SG Hildesheim S 34 AY 2/05 ER , B.v. 28.02.05, IBIS M6332 - Leistungen nach § 2 AsylbLG für Ashkali aus dem Kosovo. www.asyl.net/dev/M_Doc_Ordner/6332.pdf
Der Begriff des Rechtsmissbrauchs in der Neufassung von § 2 AsylbLG kann nicht in dem Sinne ausgelegt werden, dass er auch Fälle umfasst, in denen Personen lediglich der Möglichkeit der freiwilligen Ausreise nicht nachkommen. Nach der Gesetzesbegründung (BT-Drs 15/420, S. 121) soll zwischen Ausländern unterschieden werden, die unverschuldet nicht ausreisen können und denjenigen, die ihre Ausreisepflicht rechtsmissbräuchlich nicht nachkommen. Darüber hinaus enthält die Gesetzesbegründung Beispiele, in denen ein solcher Rechtsmissbrauch anzunehmen ist: Vernichtung des Passes, Angabe einer falschen Identität. Schließlich findet sich noch der Hinweis, dass die Bestimmung an den Entwurf einer Richtlinie der EU zur Aufnahme von Asylbewerbern anknüpft. Insoweit werden in Artikel 16 Formen negativen Verhaltens zusammengefasst, die eine Einschränkung von Leistungen erlauben. In diesem Zusammenhang geht es insbesondere um die Verletzung von Meldepflichten und Auflagen zum Aufenthaltsort sowie das Verschweigen von finanziellen Mitteln.
Aus der Gesamtschau dieser Vorschriften ergibt sich, dass eine rechtsmissbräuchliche Beeinflussung der Dauer des Aufenthalts dann anzunehmen ist, wenn der Antragsteller seinen Pass vernichtet, Angaben einer falschen Identität macht, eine der in Artikel 16 der Richtlinie genannte Verhaltensweise aufweist oder eine vergleichbare Handlung vornimmt, die entsprechend missbräuchlich ist.
Fraglich erscheint bereits, ob es den Antragstellers angesichts der Unruhen im März 2004 mit einer Eskalation ethnisch motivierter Gewalt im gesamten Kosovo zumutbar ist, freiwillig in den Kosovo zurückzukehren (vgl. z.B. VGH Ba-Wü 7S 1769/02, U.v. 12.01.05).
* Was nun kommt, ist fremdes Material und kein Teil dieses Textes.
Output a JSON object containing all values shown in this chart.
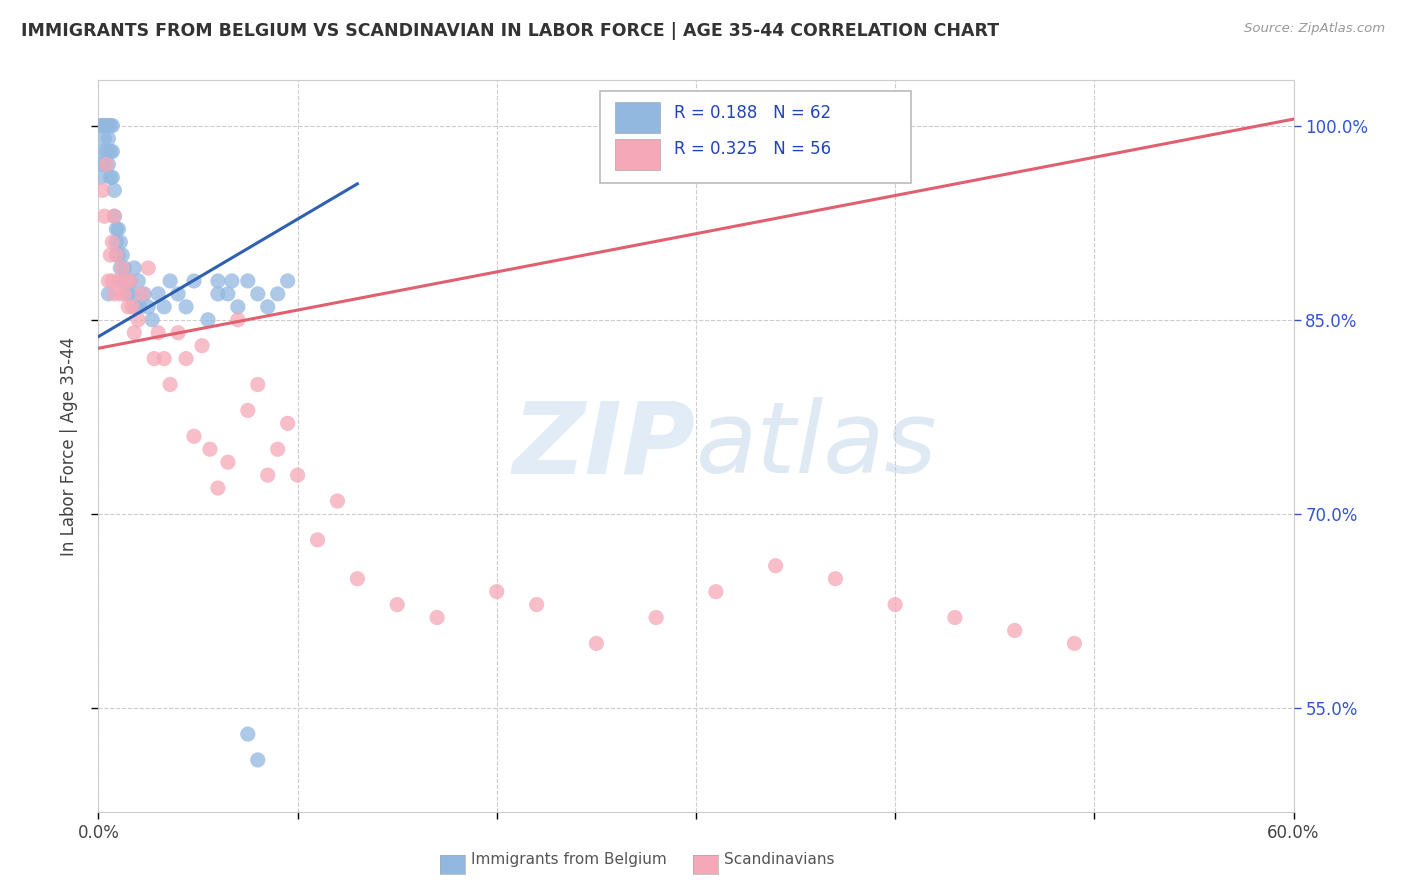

Da es nach § 2 AsylbLG jedoch ausdrücklich nicht um die Zumutbarkeit der Rückkehr geht, sondern der Anspruchsausschluss an die Rechtmissbräuchlichkeit des Aufenthaltes in Deutschland anknüpft, kann die Zumutbarkeit der Rückkehr letztendlich dahingestellt bleiben.
Dass nach der Gesetzesbegründung zwischen Ausländern differenziert werden soll, die unverschuldet nicht ausreisen können und denjenigen, die rechtsmissbräuchlich ihrer Ausreisepflicht nicht nachkommen, führt zu keiner anderen Bewertung. Schließlich nutzen die Antragsteller lediglich eine für sie vom Antragsgegner zugelassene Situation (derzeitiges Absehen von Abschiebungsmaßnahmen) aus, welche der Antragsgegner selbst beenden könnte, wenn er wollte.
Nach Ansicht des Gerichts setzt der Begriff des Rechtsmissbrauchs mehr voraus als bloßes Nichtstun. Auch wenn die Antragsteller lediglich geduldet sind und insofern einer grundsätzlichen Ausreisepflicht unterliegen, stellt das bloße Nichtausreisen keinen Rechtsmissbrauch dar. Der Begriff des Rechtsmissbrauchs setzt voraus, dass die Rechtsübung objektiv gegen Treu und Glauben verstößt ( Deutsche Rechtslexikon, 2. A. 1992) bzw. dass die Ausübung eines Rechts zwar formell dem Gesetz entspricht, die Geltendmachung jedoch wegen der besonderen Umstände des Einzelfalls treuwidrig ist (Creifeld, Rechtswörterbuch, 10. A.). Dem entsprechen auch die Beispiele für Rechtmissbrauch in der Gesetzesbegründung, sowie die Beispiele in Artikel 16 des Entwurfs zur Richtlinie. Der Antragsgegner hätte es in der Hand, Abschiebemaßnahmen einzuleiten und so die Dauer des Aufenthalts der Antragsteller zu beenden. Wenn er dies aus den in den Erlassen von Juni und September 2004 (Aussetzung von Abschiebungen für Minderheiten aus dem Kosovo) genannten Gründen nicht tut, kann dies nicht zu Lasten der Antragsteller gehen und dazu führen, dass ihnen Rechtsmissbrauch vorgeworfen werden kann.